Unlike traditional post-hoc methods that attempt to approximate a model’s reasoning after the fact, DL-Backtrace directly computes the influence of specific inputs on the final prediction by traversing the model’s execution path backward—from output to input. This reverse traversal is not an approximation but a precise reconstruction of which parts of the input space were functionally critical to the model's decision. It operates directly on the computational graph, using internal gradients and activations to identify causally relevant pathways.

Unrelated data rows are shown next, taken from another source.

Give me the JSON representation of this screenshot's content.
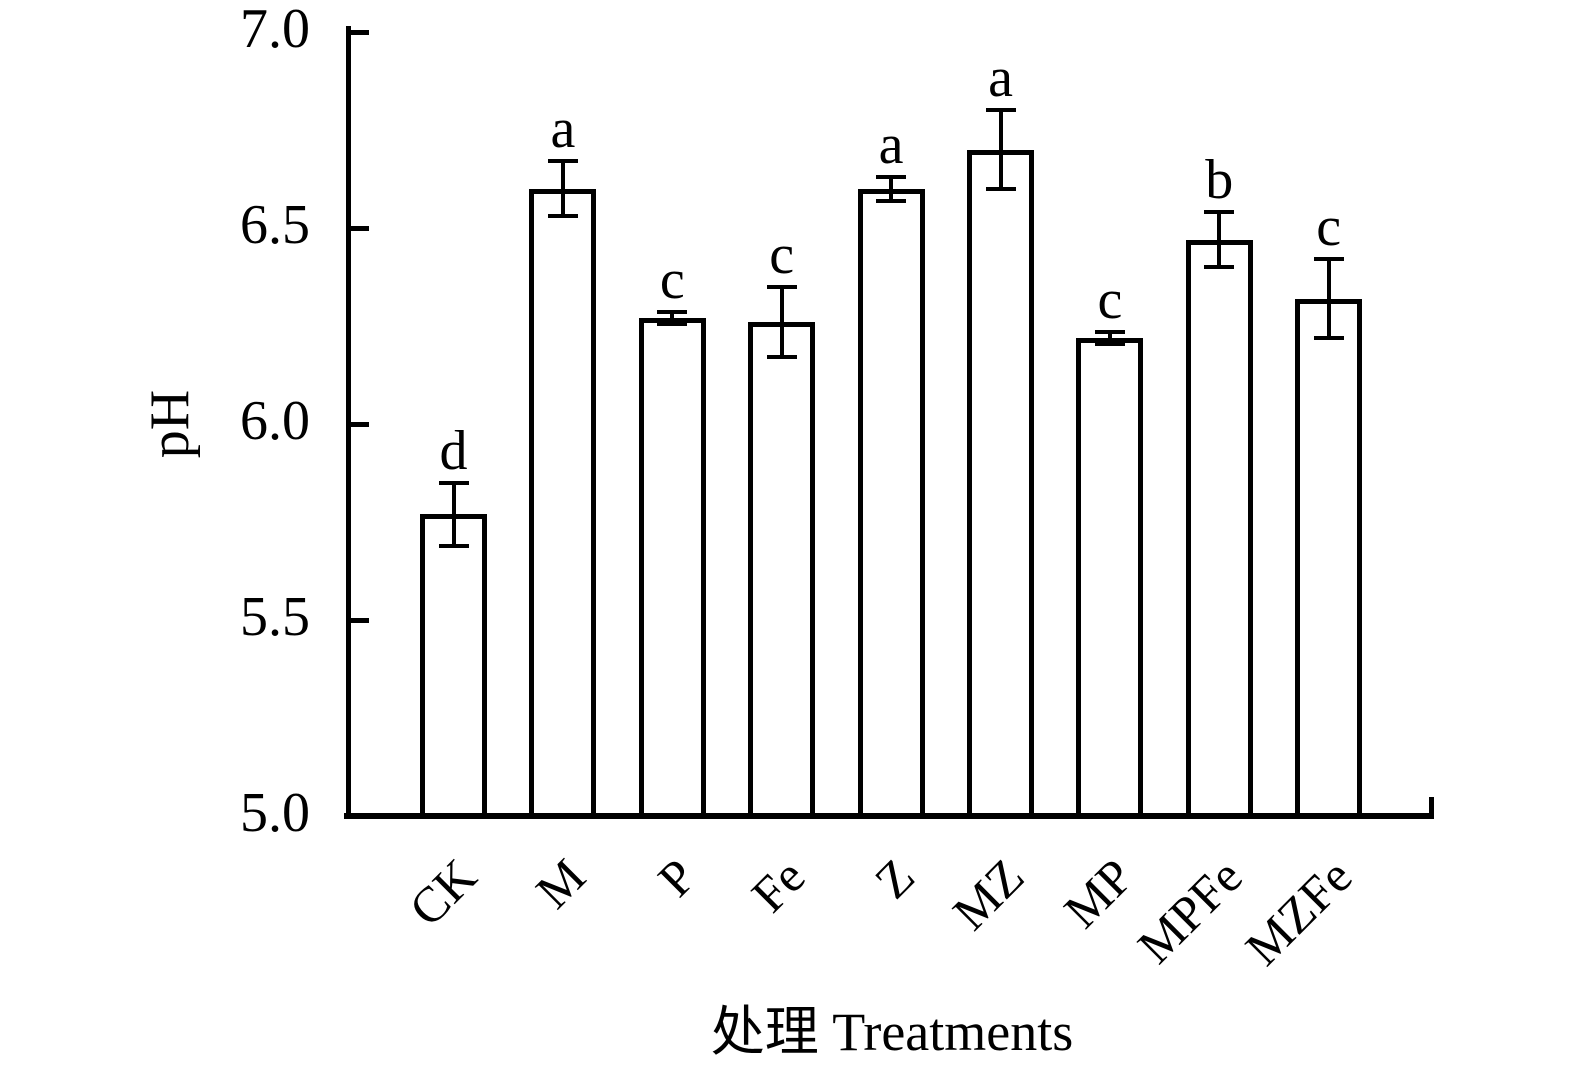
{
  "chart_data": {
    "type": "bar",
    "title": "",
    "xlabel": "处理 Treatments",
    "ylabel": "pH",
    "categories": [
      "CK",
      "M",
      "P",
      "Fe",
      "Z",
      "MZ",
      "MP",
      "MPFe",
      "MZFe"
    ],
    "values": [
      5.77,
      6.6,
      6.27,
      6.26,
      6.6,
      6.7,
      6.22,
      6.47,
      6.32
    ],
    "errors": [
      0.08,
      0.07,
      0.015,
      0.09,
      0.03,
      0.1,
      0.015,
      0.07,
      0.1
    ],
    "sig_letters": [
      "d",
      "a",
      "c",
      "c",
      "a",
      "a",
      "c",
      "b",
      "c"
    ],
    "ylim": [
      5.0,
      7.0
    ],
    "yticks": [
      5.0,
      5.5,
      6.0,
      6.5,
      7.0
    ],
    "ytick_labels": [
      "5.0",
      "5.5",
      "6.0",
      "6.5",
      "7.0"
    ],
    "grid": false,
    "legend": null,
    "bar_fill": "#ffffff",
    "bar_stroke": "#000000",
    "text_color": "#000000",
    "error_direction": "both"
  }
}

How DL-Backtrace Surpasses Traditional Methods

  • Faithfulness Over Approximation: Post-hoc methods like SHAP and LIME approximate feature importance via surrogate models or local perturbations. DL-Backtrace, on the other hand, works on the original model without needing approximation layers, ensuring explanations are more causally grounded and faithful to the actual decision logic.
  • Resilience to Manipulation: Because DL-Backtrace analyzes the real computational trace, it’s less susceptible to adversarial manipulation or inconsistencies that often plague post-hoc methods relying on model probing.
  • Model-Agnostic Yet Mechanistic: DL-Backtrace doesn’t require a specially trained explainer model and can be applied across a wide range of architectures—including transformers and convolutional networks—making it both broadly applicable and technically robust.

For Instance:

In image classification tasks, where saliency maps often highlight noisy or irrelevant regions, DL-Backtrace can pinpoint the exact neurons and spatial locations that materially contributed to the classification output. This gives a crisper, more trustworthy picture of why a model thinks an image is, say, a cat instead of a dog—not based on surrounding pixels or textures, but the core object features.

Conclusion

"Interpretability Needs a New Paradigm" challenges the status quo in explainability research and pushes us to think beyond traditional boundaries. The authors argue for a more rigorous and creative approach that integrates performance and faithfulness without compromise. Though early, the proposed paradigms offer a glimpse into how future AI systems might be designed from the ground up to explain themselves.

As the field evolves, we must stay vigilant—not just about building systems that seem interpretable, but about ensuring their explanations truly reflect how they think. Because when lives, laws, or livelihoods are on the line, understanding why a model makes a decision is just as important as what it decides.